The angle of intersection of two curves is the angle subtended between the tangents at their point of intersection.

Let C₁ and C₂ be two curves having equations y = f(x) and y = g(x), respectively.

Let PT₁ and PT₂ be tangents to the curves C₁ and C₂ at their point of intersection.

Let θ be the angle between the two tangents PT₁ and PT₂ and θ₁ and θ₂ are the angles made by tangents with the positive direction of x-axis in anti-clockwise sense.

Then, \({{m}_{1}}=\tan {{\theta }_{1}}=\left( \frac{dy}{dx} \right){{C}_{1}}\) and \({{m}_{2}}=\tan {{\theta }_{2}}=\left( \frac{dy}{dx} \right){{C}_{2}}\).

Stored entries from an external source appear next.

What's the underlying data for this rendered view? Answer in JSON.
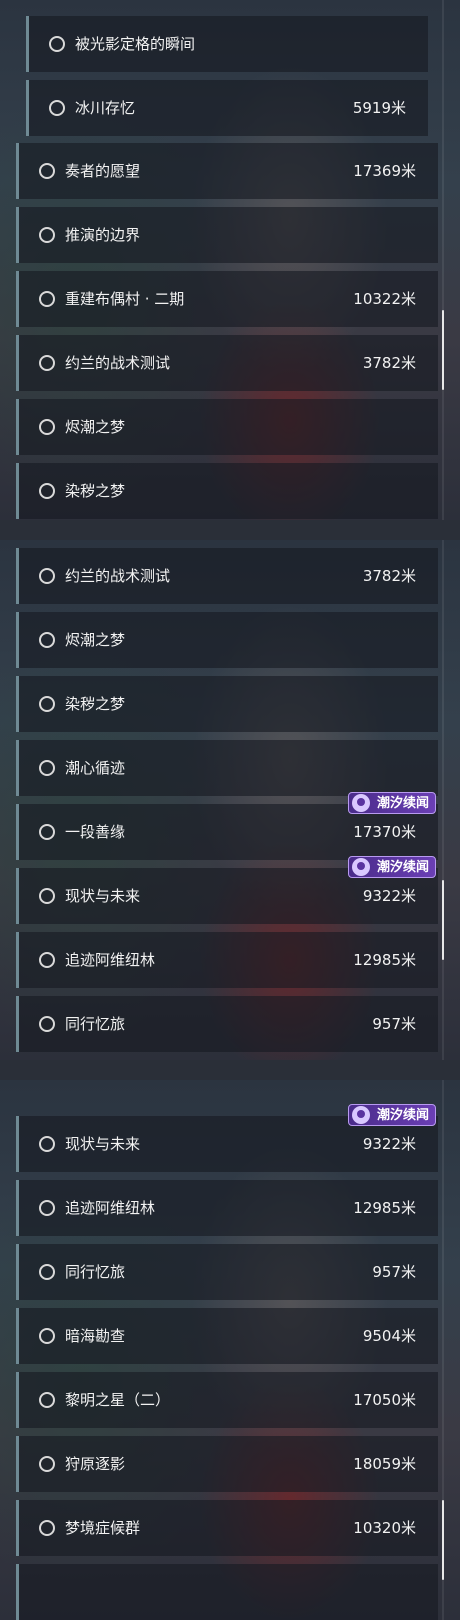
{
  "unit": "米",
  "badge_label": "潮汐续闻",
  "panels": [
    {
      "rows": [
        {
          "name": "被光影定格的瞬间",
          "dist": ""
        },
        {
          "name": "冰川存忆",
          "dist": "5919米"
        },
        {
          "name": "奏者的愿望",
          "dist": "17369米"
        },
        {
          "name": "推演的边界",
          "dist": ""
        },
        {
          "name": "重建布偶村 · 二期",
          "dist": "10322米"
        },
        {
          "name": "约兰的战术测试",
          "dist": "3782米"
        },
        {
          "name": "烬潮之梦",
          "dist": ""
        },
        {
          "name": "染秽之梦",
          "dist": ""
        }
      ]
    },
    {
      "rows": [
        {
          "name": "约兰的战术测试",
          "dist": "3782米"
        },
        {
          "name": "烬潮之梦",
          "dist": ""
        },
        {
          "name": "染秽之梦",
          "dist": ""
        },
        {
          "name": "潮心循迹",
          "dist": ""
        },
        {
          "name": "一段善缘",
          "dist": "17370米",
          "badge": true
        },
        {
          "name": "现状与未来",
          "dist": "9322米",
          "badge": true
        },
        {
          "name": "追迹阿维纽林",
          "dist": "12985米"
        },
        {
          "name": "同行忆旅",
          "dist": "957米"
        }
      ]
    },
    {
      "rows": [
        {
          "name": "现状与未来",
          "dist": "9322米",
          "badge": true
        },
        {
          "name": "追迹阿维纽林",
          "dist": "12985米"
        },
        {
          "name": "同行忆旅",
          "dist": "957米"
        },
        {
          "name": "暗海勘查",
          "dist": "9504米"
        },
        {
          "name": "黎明之星（二）",
          "dist": "17050米"
        },
        {
          "name": "狩原逐影",
          "dist": "18059米"
        },
        {
          "name": "梦境症候群",
          "dist": "10320米"
        }
      ]
    }
  ]
}
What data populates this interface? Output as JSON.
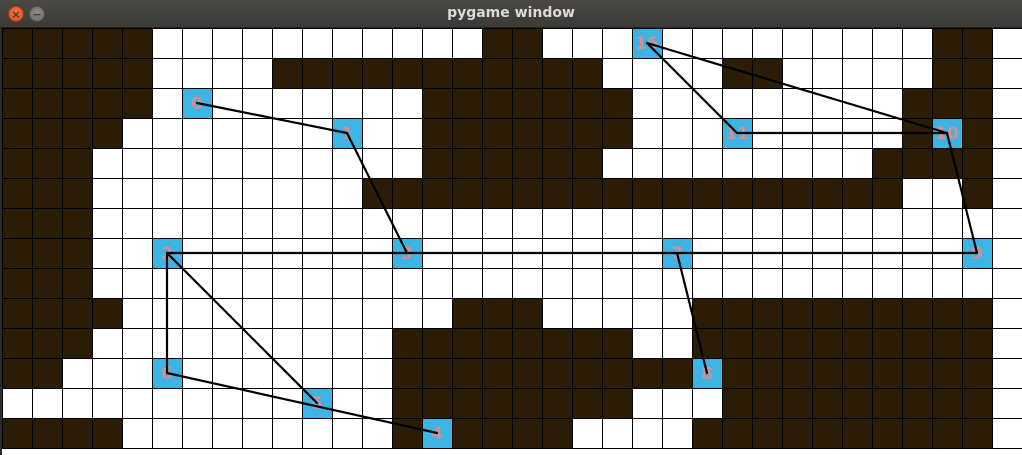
{
  "window": {
    "title": "pygame window"
  },
  "colors": {
    "wall": "#2b1d05",
    "floor": "#ffffff",
    "grid_line": "#000000",
    "node": "#3cb4e4",
    "node_label": "#d0909a",
    "path": "#000000"
  },
  "icons": {
    "close": "close-icon",
    "minimize": "minimize-icon"
  },
  "grid": {
    "cols": 34,
    "rows": 14,
    "map": [
      "#####...........##.............##",
      "#####....###########....##.....##",
      "#####.........#######.........###",
      "####..........#######.........###",
      "###...........######.........####",
      "###.........##################..#",
      "###..............................",
      "###..............................",
      "###..............................",
      "####...........###.....##########",
      "###..........########..##########",
      "##...........##########.#########",
      ".............########...#########",
      "####.........######....##########"
    ],
    "nodes": [
      {
        "id": "n-16",
        "label": "16",
        "col": 21,
        "row": 0
      },
      {
        "id": "n-0",
        "label": "0",
        "col": 6,
        "row": 2
      },
      {
        "id": "n-1",
        "label": "1",
        "col": 11,
        "row": 3
      },
      {
        "id": "n-11",
        "label": "11",
        "col": 24,
        "row": 3
      },
      {
        "id": "n-10",
        "label": "10",
        "col": 31,
        "row": 3
      },
      {
        "id": "n-2",
        "label": "2",
        "col": 5,
        "row": 7
      },
      {
        "id": "n-3",
        "label": "3",
        "col": 13,
        "row": 7
      },
      {
        "id": "n-7",
        "label": "7",
        "col": 22,
        "row": 7
      },
      {
        "id": "n-9",
        "label": "9",
        "col": 32,
        "row": 7
      },
      {
        "id": "n-6",
        "label": "6",
        "col": 5,
        "row": 11
      },
      {
        "id": "n-8",
        "label": "8",
        "col": 23,
        "row": 11
      },
      {
        "id": "n-5",
        "label": "5",
        "col": 10,
        "row": 12
      },
      {
        "id": "n-4",
        "label": "4",
        "col": 14,
        "row": 13
      }
    ],
    "edges": [
      [
        "16",
        "11"
      ],
      [
        "16",
        "10"
      ],
      [
        "11",
        "10"
      ],
      [
        "10",
        "9"
      ],
      [
        "0",
        "1"
      ],
      [
        "1",
        "3"
      ],
      [
        "2",
        "9"
      ],
      [
        "2",
        "6"
      ],
      [
        "2",
        "5"
      ],
      [
        "6",
        "4"
      ],
      [
        "7",
        "8"
      ]
    ]
  }
}
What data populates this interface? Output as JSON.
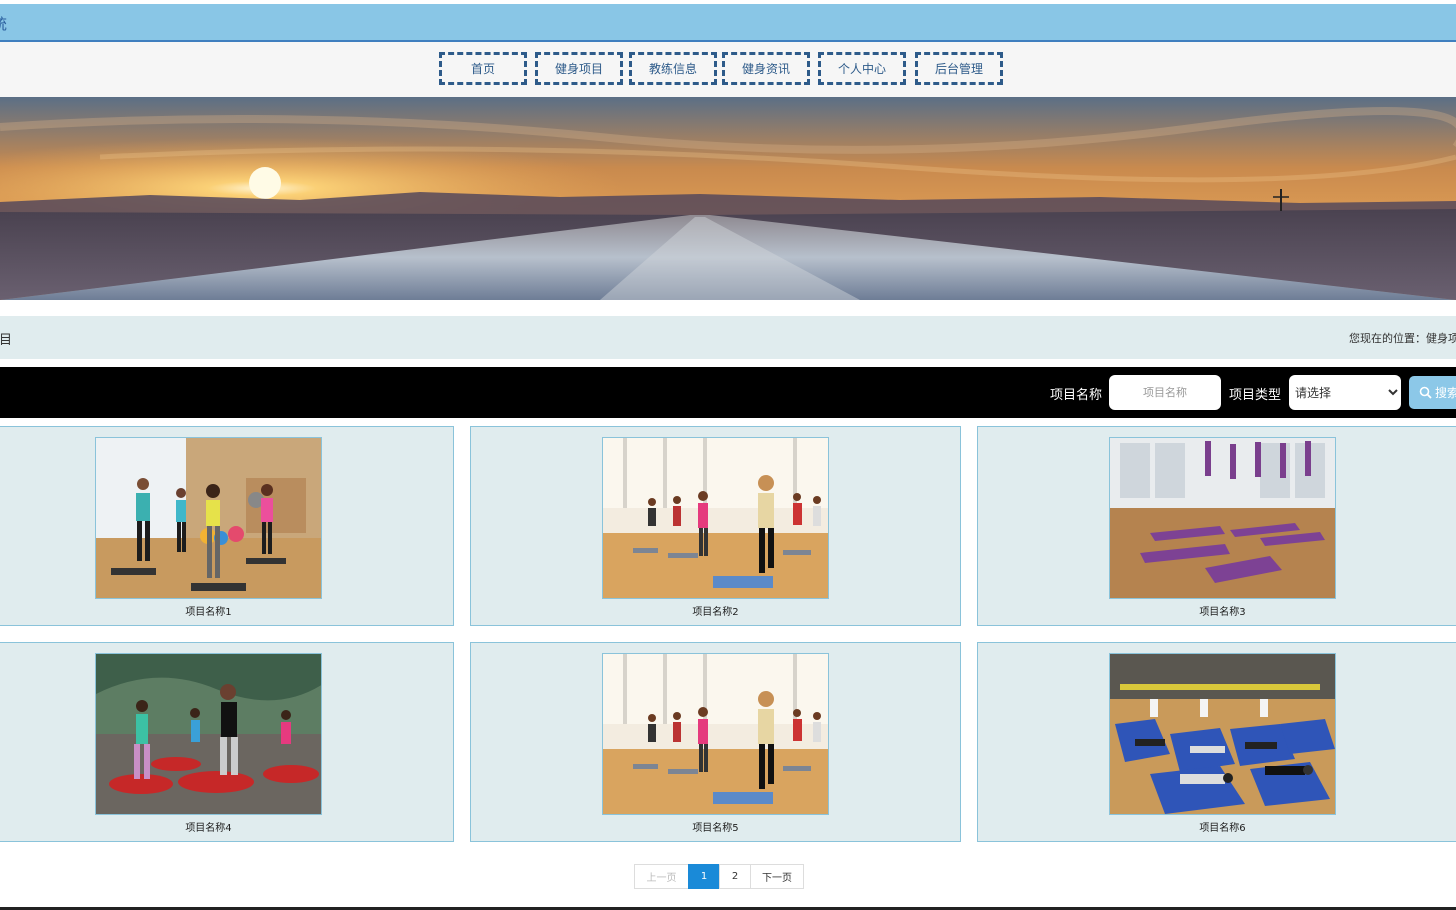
{
  "header": {
    "title": "统"
  },
  "nav": {
    "items": [
      "首页",
      "健身项目",
      "教练信息",
      "健身资讯",
      "个人中心",
      "后台管理"
    ]
  },
  "banner": {
    "slides": 3,
    "active_slide": 1
  },
  "breadcrumb": {
    "section_title": "项目",
    "location_prefix": "您现在的位置：",
    "location_current": "健身项"
  },
  "search": {
    "name_label": "项目名称",
    "name_placeholder": "项目名称",
    "type_label": "项目类型",
    "type_selected": "请选择",
    "button_label": "搜索"
  },
  "items": [
    {
      "name": "项目名称1",
      "scene": "step-aerobics"
    },
    {
      "name": "项目名称2",
      "scene": "step-class"
    },
    {
      "name": "项目名称3",
      "scene": "yoga-studio"
    },
    {
      "name": "项目名称4",
      "scene": "trampoline"
    },
    {
      "name": "项目名称5",
      "scene": "step-class"
    },
    {
      "name": "项目名称6",
      "scene": "plank-hall"
    }
  ],
  "pagination": {
    "prev": "上一页",
    "pages": [
      "1",
      "2"
    ],
    "current": "1",
    "next": "下一页"
  },
  "colors": {
    "accent": "#1a8ad8",
    "topbar": "#89c6e6",
    "card_bg": "#e0ecee",
    "nav_border": "#2e5b8a"
  }
}
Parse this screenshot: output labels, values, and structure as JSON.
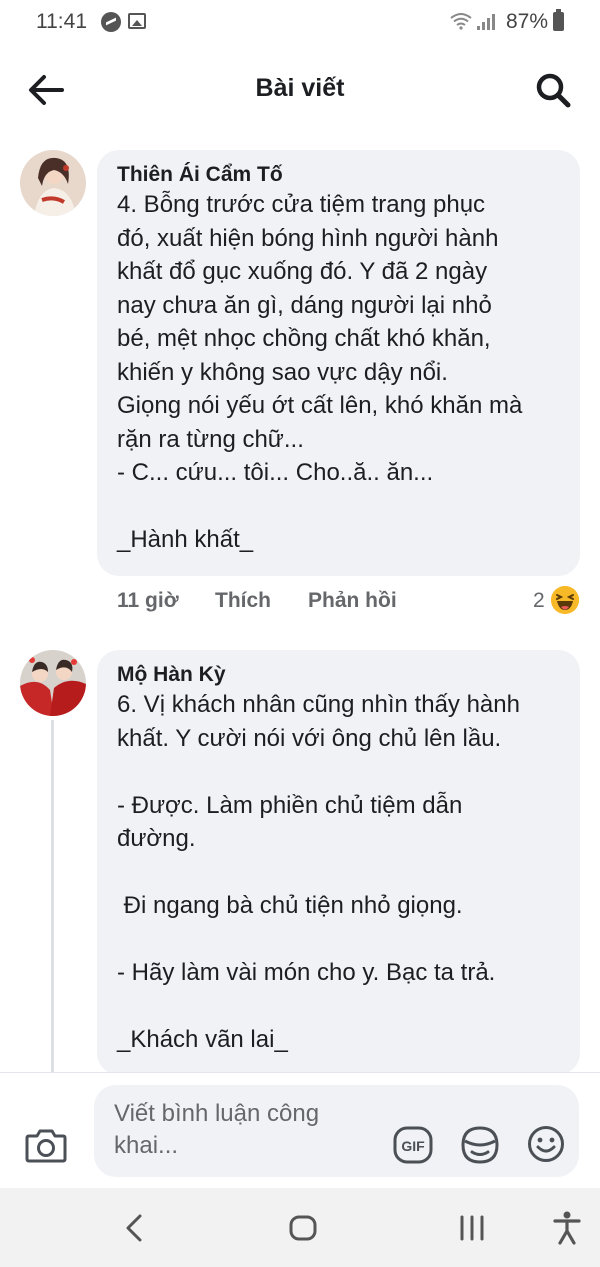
{
  "status_bar": {
    "time": "11:41",
    "battery": "87%",
    "icons": [
      "messenger-icon",
      "image-icon",
      "wifi-icon",
      "signal-icon",
      "battery-icon"
    ]
  },
  "header": {
    "title": "Bài viết",
    "back_icon": "arrow-left-icon",
    "search_icon": "search-icon"
  },
  "comments": [
    {
      "author": "Thiên Ái Cẩm Tố",
      "text": "4. Bỗng trước cửa tiệm trang phục\nđó, xuất hiện bóng hình người hành\nkhất đổ gục xuống đó. Y đã 2 ngày\nnay chưa ăn gì, dáng người lại nhỏ\nbé, mệt nhọc chồng chất khó khăn,\nkhiến y không sao vực dậy nổi.\nGiọng nói yếu ớt cất lên, khó khăn mà\nrặn ra từng chữ...\n- C... cứu... tôi... Cho..ă.. ăn...\n\n_Hành khất_",
      "time": "11 giờ",
      "like_label": "Thích",
      "reply_label": "Phản hồi",
      "reaction_count": "2",
      "reaction_icon": "haha-emoji-icon"
    },
    {
      "author": "Mộ Hàn Kỳ",
      "text": "6. Vị khách nhân cũng nhìn thấy hành\nkhất. Y cười nói với ông chủ lên lầu.\n\n- Được. Làm phiền chủ tiệm dẫn\nđường.\n\n Đi ngang bà chủ tiện nhỏ giọng.\n\n- Hãy làm vài món cho y. Bạc ta trả.\n\n_Khách vãn lai_"
    }
  ],
  "composer": {
    "placeholder": "Viết bình luận công khai...",
    "icons": [
      "camera-icon",
      "gif-icon",
      "sticker-icon",
      "emoji-icon"
    ]
  },
  "nav_bar": {
    "icons": [
      "back-nav-icon",
      "home-nav-icon",
      "recents-nav-icon",
      "accessibility-icon"
    ]
  }
}
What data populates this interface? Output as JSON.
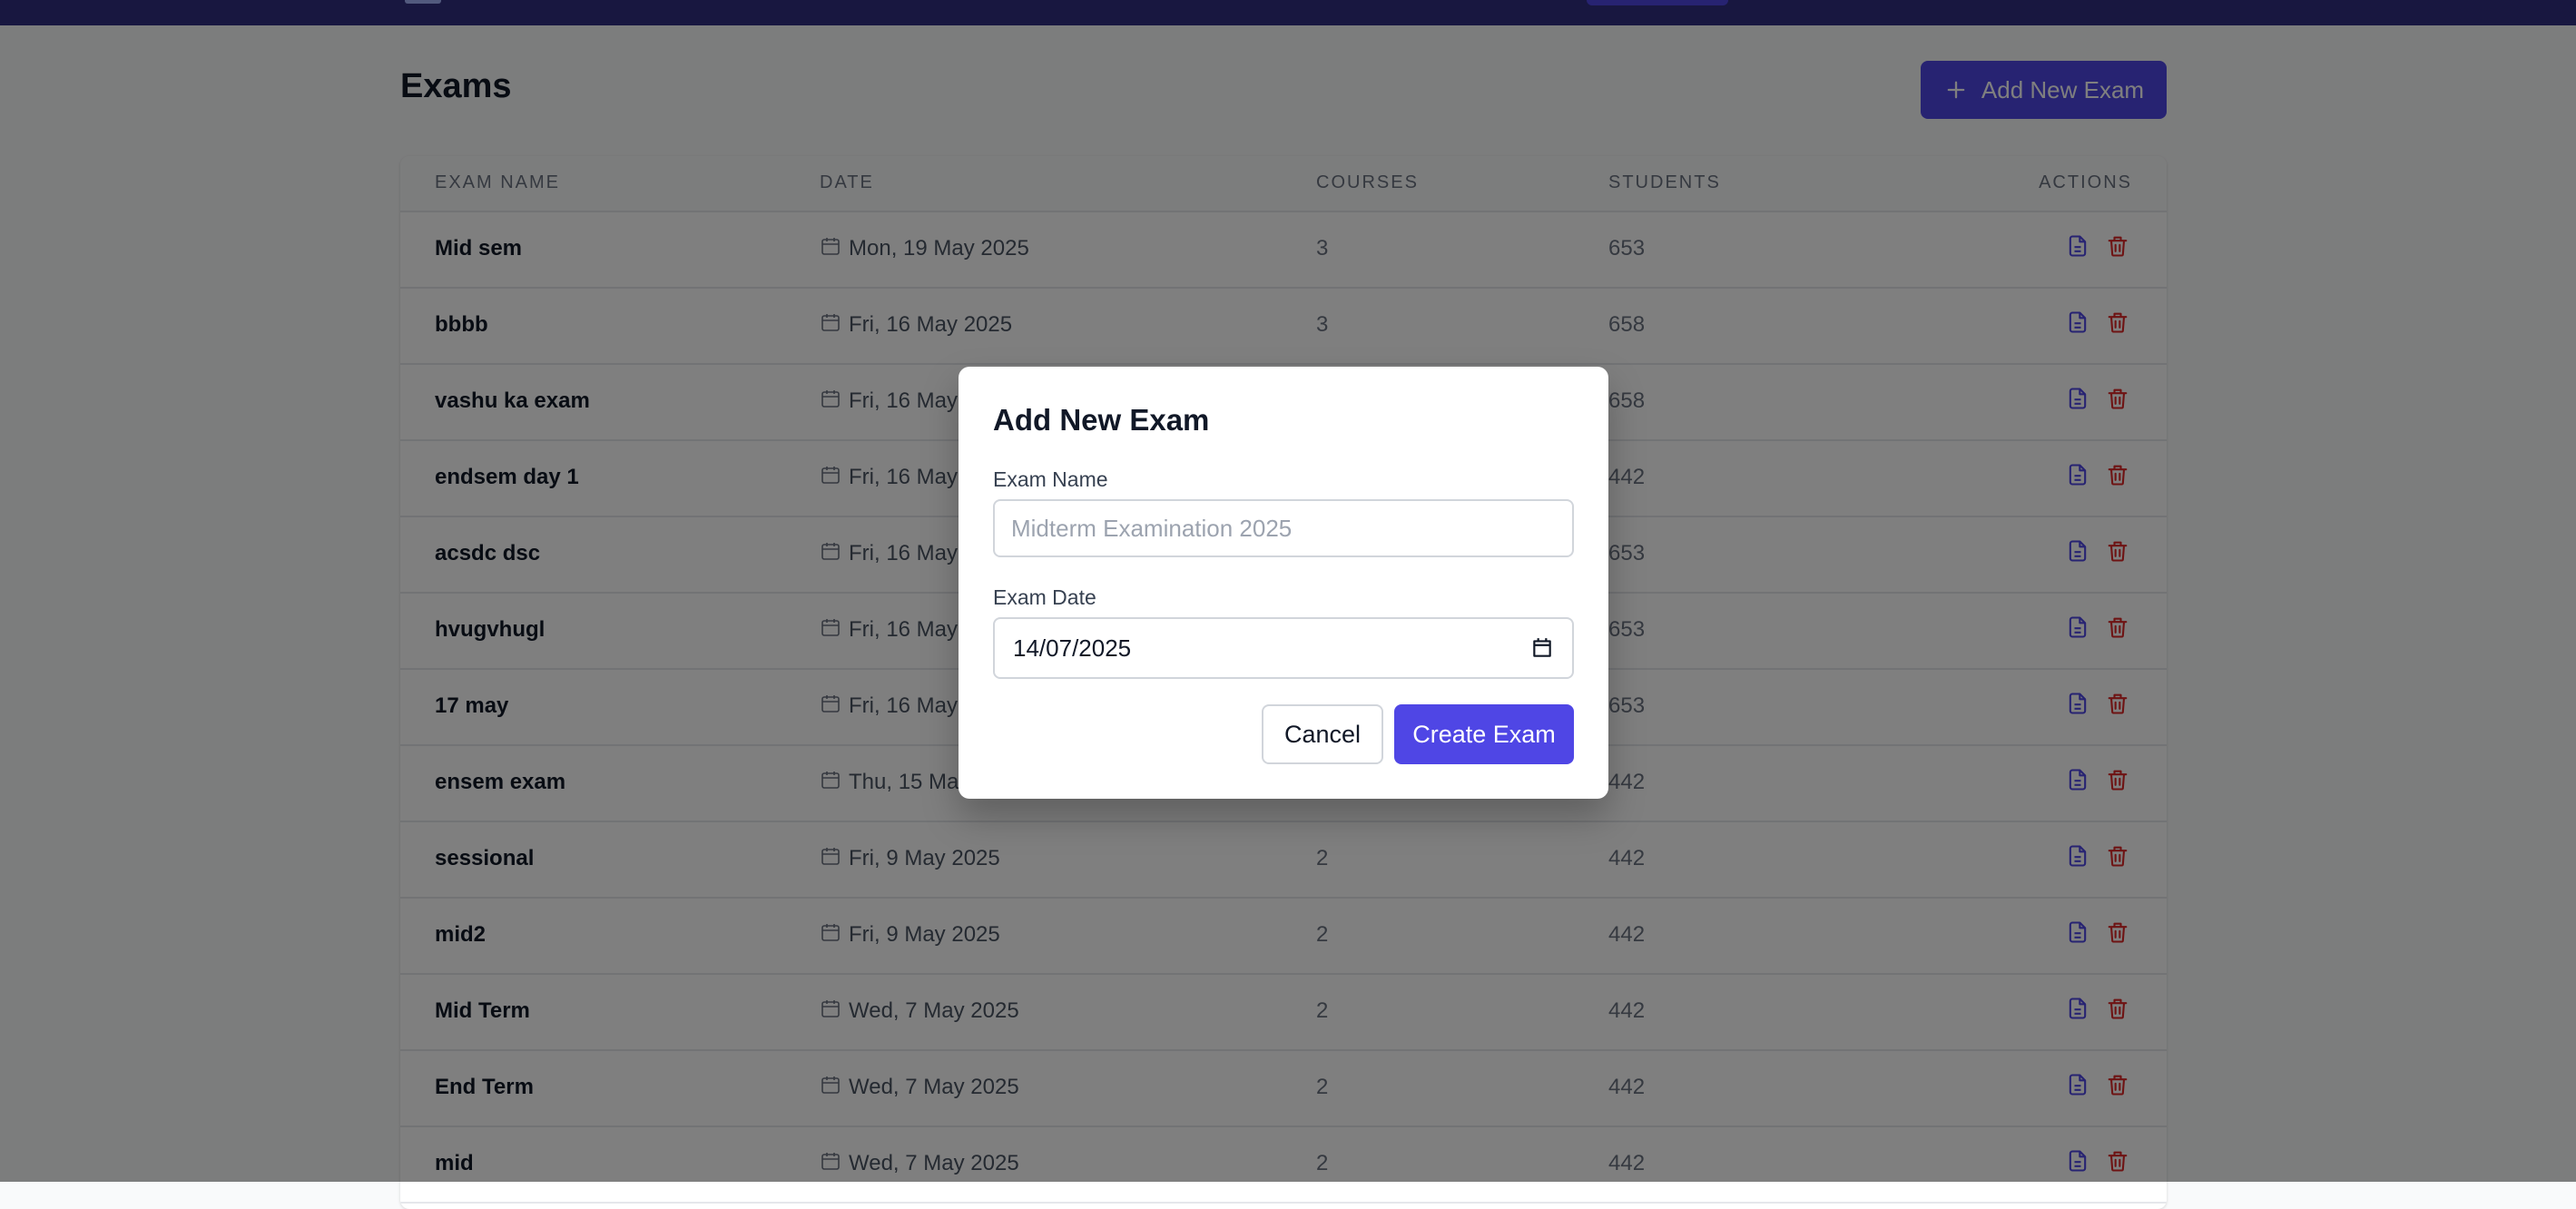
{
  "page": {
    "title": "Exams",
    "add_button_label": "Add New Exam"
  },
  "table": {
    "headers": {
      "exam_name": "EXAM NAME",
      "date": "DATE",
      "courses": "COURSES",
      "students": "STUDENTS",
      "actions": "ACTIONS"
    },
    "rows": [
      {
        "name": "Mid sem",
        "date": "Mon, 19 May 2025",
        "courses": "3",
        "students": "653"
      },
      {
        "name": "bbbb",
        "date": "Fri, 16 May 2025",
        "courses": "3",
        "students": "658"
      },
      {
        "name": "vashu ka exam",
        "date": "Fri, 16 May 2025",
        "courses": "",
        "students": "658"
      },
      {
        "name": "endsem day 1",
        "date": "Fri, 16 May 2025",
        "courses": "",
        "students": "442"
      },
      {
        "name": "acsdc dsc",
        "date": "Fri, 16 May 2025",
        "courses": "",
        "students": "653"
      },
      {
        "name": "hvugvhugl",
        "date": "Fri, 16 May 2025",
        "courses": "",
        "students": "653"
      },
      {
        "name": "17 may",
        "date": "Fri, 16 May 2025",
        "courses": "",
        "students": "653"
      },
      {
        "name": "ensem exam",
        "date": "Thu, 15 May 2025",
        "courses": "",
        "students": "442"
      },
      {
        "name": "sessional",
        "date": "Fri, 9 May 2025",
        "courses": "2",
        "students": "442"
      },
      {
        "name": "mid2",
        "date": "Fri, 9 May 2025",
        "courses": "2",
        "students": "442"
      },
      {
        "name": "Mid Term",
        "date": "Wed, 7 May 2025",
        "courses": "2",
        "students": "442"
      },
      {
        "name": "End Term",
        "date": "Wed, 7 May 2025",
        "courses": "2",
        "students": "442"
      },
      {
        "name": "mid",
        "date": "Wed, 7 May 2025",
        "courses": "2",
        "students": "442"
      }
    ]
  },
  "modal": {
    "title": "Add New Exam",
    "exam_name_label": "Exam Name",
    "exam_name_value": "",
    "exam_name_placeholder": "Midterm Examination 2025",
    "exam_date_label": "Exam Date",
    "exam_date_value": "14/07/2025",
    "cancel_label": "Cancel",
    "create_label": "Create Exam"
  },
  "colors": {
    "primary": "#4f46e5",
    "navbar": "#312e81",
    "danger": "#dc2626"
  },
  "icons": {
    "add": "plus-icon",
    "date": "calendar-icon",
    "view": "document-icon",
    "delete": "trash-icon"
  }
}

From the figure it follows, θ = θ₂ – θ₁

\(\tan \theta =\tan \left( {{\theta }_{2}}-{{\theta }_{1}} \right)=\frac{\tan {{\theta }_{2}}-\tan {{\theta }_{1}}}{1+\tan {{\theta }_{2}}\tan {{\theta }_{1}}}\),

\(\tan \theta =\left| \frac{{{\left( \frac{dy}{dx} \right)}_{{{C}_{1}}}}-{{\left( \frac{dy}{dx} \right)}_{{{C}_{2}}}}}{1+{{\left( \frac{dy}{dx} \right)}_{{{C}_{1}}}}{{\left( \frac{dy}{dx} \right)}_{{{C}_{2}}}}} \right|=\left| \frac{{{m}_{1}}-{{m}_{2}}}{1+{{m}_{1}}{{m}_{2}}} \right|\).

Angle of intersection of these curves is defined as acute angle between the tangents.

**Example: **The acute angle between the curves y = |x² – 1| and y = |x² – 3| at their points of intersections is.

**Solution: **The points of intersection are (±√2, 1)

Since, the curves are symmetrical about y-axis, the angle of intersection at (-√2, 1)

= The angle of intersection at (√2, 1).

At (√2, 1); m₁ = 2x = 2√2; m₂ = – 2x = -2√2.

\(\tan \theta =\left| \frac{4\sqrt{2}}{1-8} \right|=\frac{4\sqrt{2}}{7}\),

\(\theta ={{\tan }^{-1}}\frac{4\sqrt{2}}{7}\).